There's a convenient side table for staging, and it's removable for more compact storage. The shelf underneath is a convenient place to stash a bag of pellets or some grilling accessories. And with the barrel's mahogany finish, this is an aesthetic piece, too.

The Best High-End Pellet Grill and Best Large Pellet Grill

If you're going to spend top dollar on one of the best pellet grills around, make it a Traeger grill. And this particular model is a great choice. It offers an oversized 1,300 square inches of cooking surface (though a smaller version with 850 square inches of cooking capacity is also available), so you're set for the largest smoking jobs and preparing food for a gathering. Just to give you an idea, it'll fit 44 burgers.


Traeger invented the pellet grill, and they just do it better than anyone. Their pellet grills with Wi-Fi connectivity—including this one—are packed with tech features that make them extremely user-friendly. Control the appliance and monitor your food from your phone with the Traeger app and WiFIRE® Controller. And there are other helpful tech features, like a pellet sensor that alerts you when the pellets are running low, a keep-warm mode, and the ability to pre-set different cooking cycles.

All around, the design is thoughtful and convenient. There's ample prep space, easy hopper cleanout, stainless steel grates, and two removable racks for a total of three cooking tiers. The generous 20-pound hopper keeps things going for as long as you'll need it to in most instances. The double-walled drum is extra insulated for superior heat and smoke retention, too. It also comes with a meat probe.

This precision luxury appliance offers unmatched temperature control and consistency, even across its extra-large cooking surface. The temperature range goes from 165 degrees Fahrenheit (for the lowest low-and-slow smoking) up to 500 degrees Fahrenheit for perfect grilling.

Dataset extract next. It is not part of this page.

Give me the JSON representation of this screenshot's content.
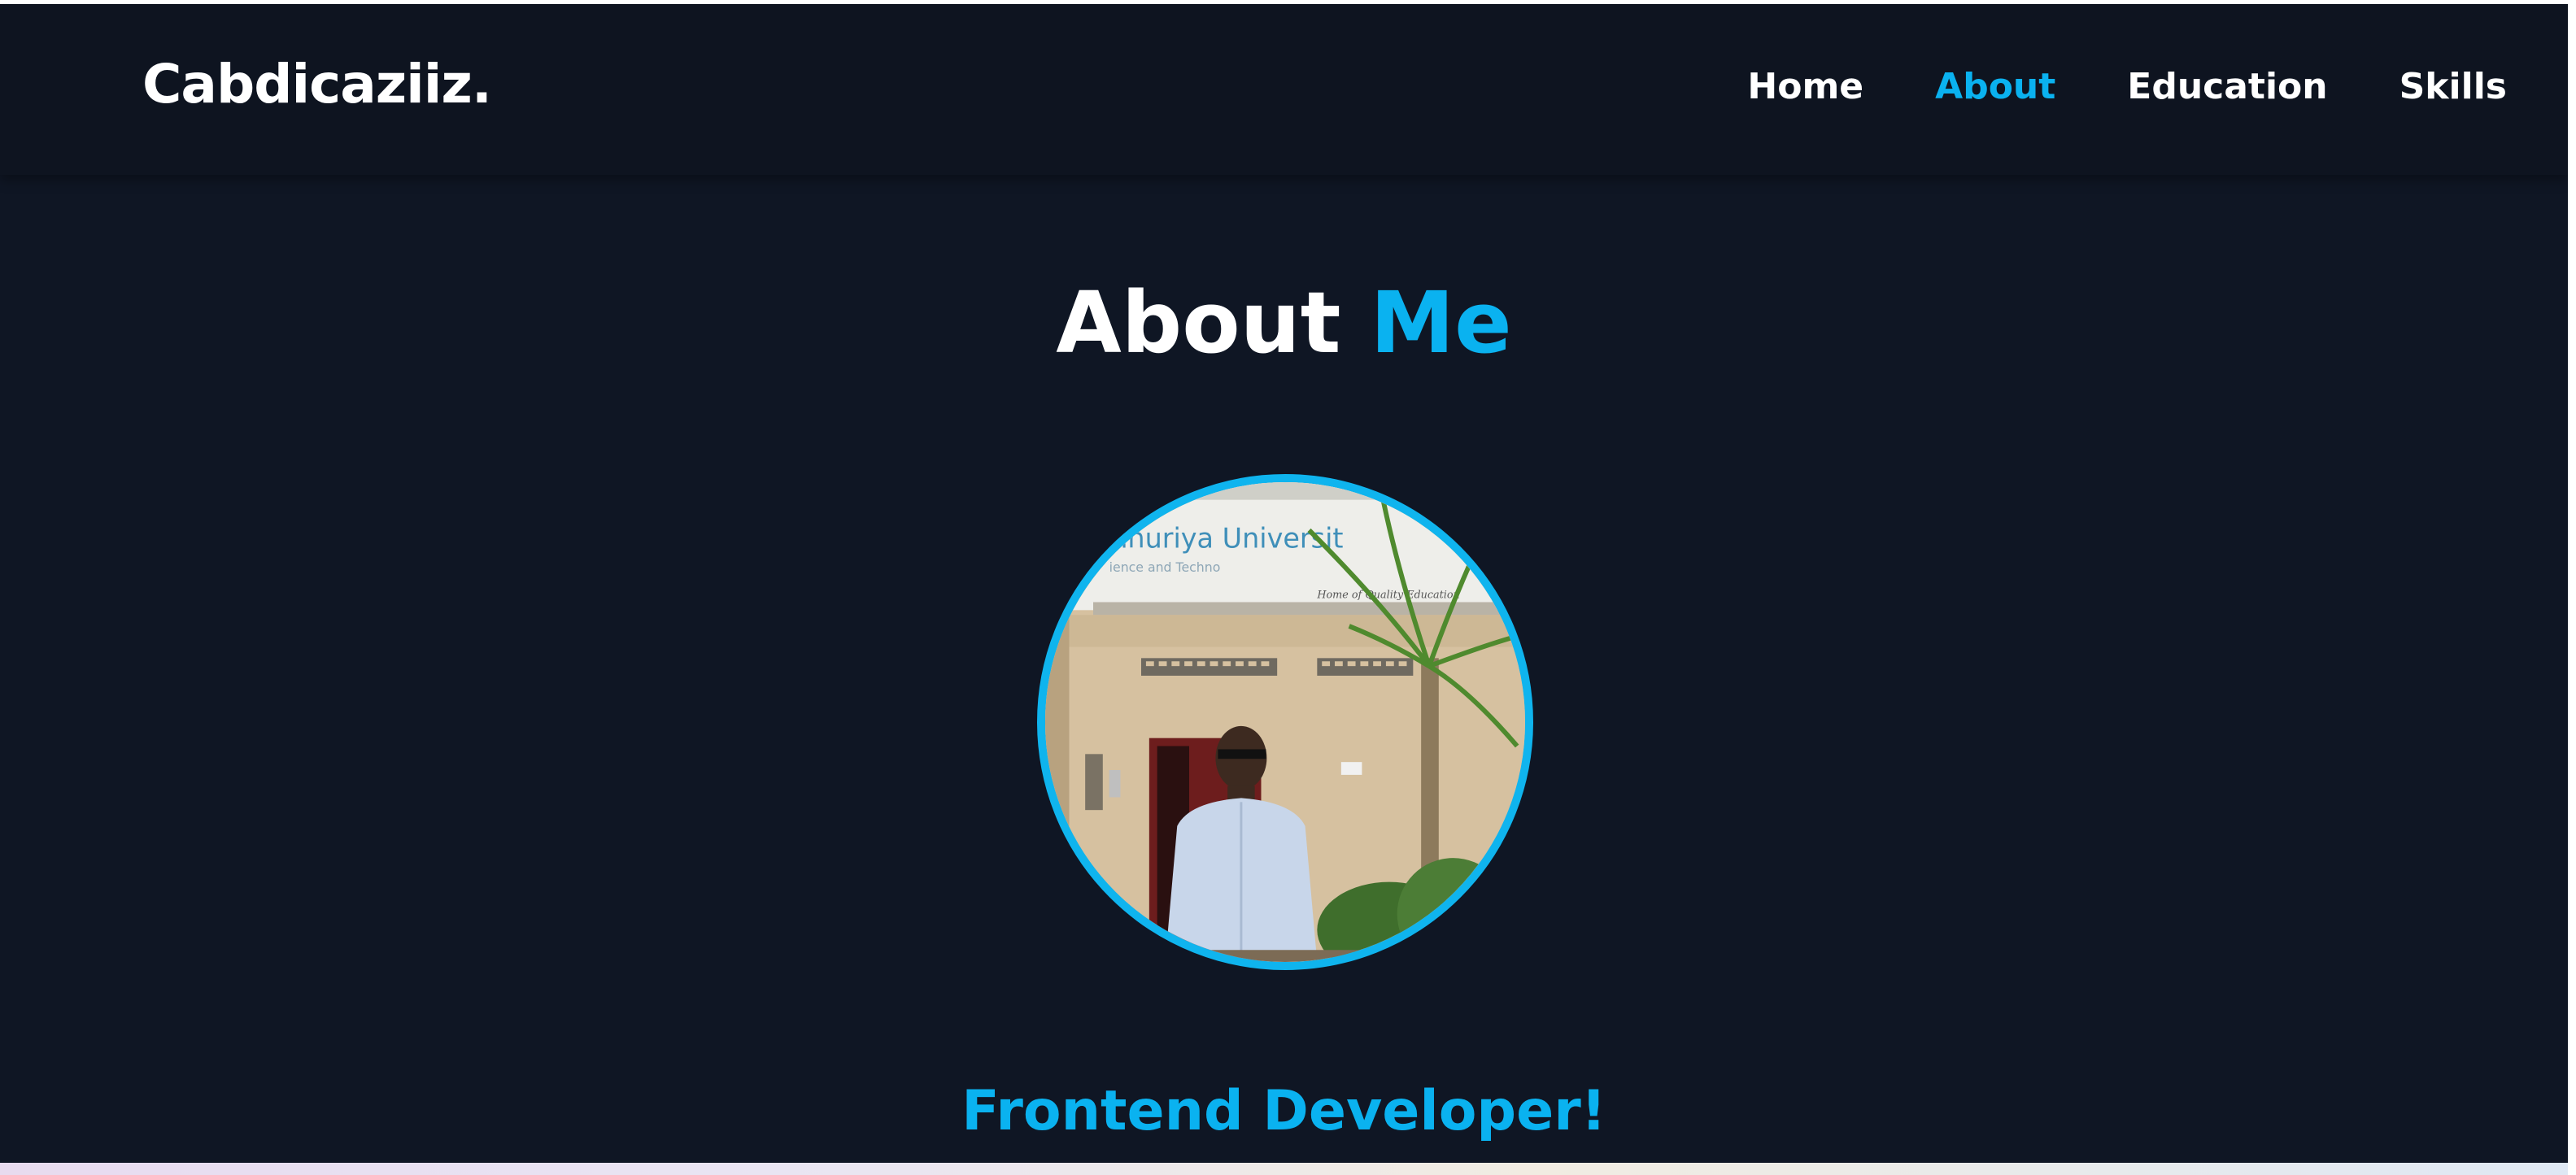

You can even use it to bake, braise and more.

The Best Portable Pellet Grill

If you're looking for a compact, portable pellet grill for mobility or use in a limited grilling space, Traeger has the perfect offering. This is also one of the most affordable models from the brand. It provides 300 square inches of cooking space, and unlike the other products on this list—but typical of a highly portable pellet grill—only has one cooking surface (that can accommodate 12 burgers).

Further adding to the portability, it has wheels on two of its legs. The legs are foldable, so you can collapse the appliance for easy storage and transport. Just keep in mind that it's a lot easier to fold and unfold the legs with two people. And, weighing in at only 62 pounds, it's a lightweight in this product category.

Even with its relatively small size, the pellet hopper has an 8-pound capacity that'll keep you smoking for several hours. The temperature range runs from 180 to 450 degrees Fahrenheit, and the interface is incredibly easy to use. While this appliance is consistent most of the time, do occasionally peek at its grill thermometer, as some infrequent temperature swings can occur (as they usually do with smaller models).

As with other Traeger pellet grills, this one is designed to handle more than just grilling, barbecuing and smoking; use it to bake, roast and braise, too. Assembly is about as simple as it gets with any pellet grill, and it comes with the basic wrenches you'll need for the job. Cleanup isn't difficult either, as this model produces relatively minimal ash and the interior parts are easy to remove for cleaning.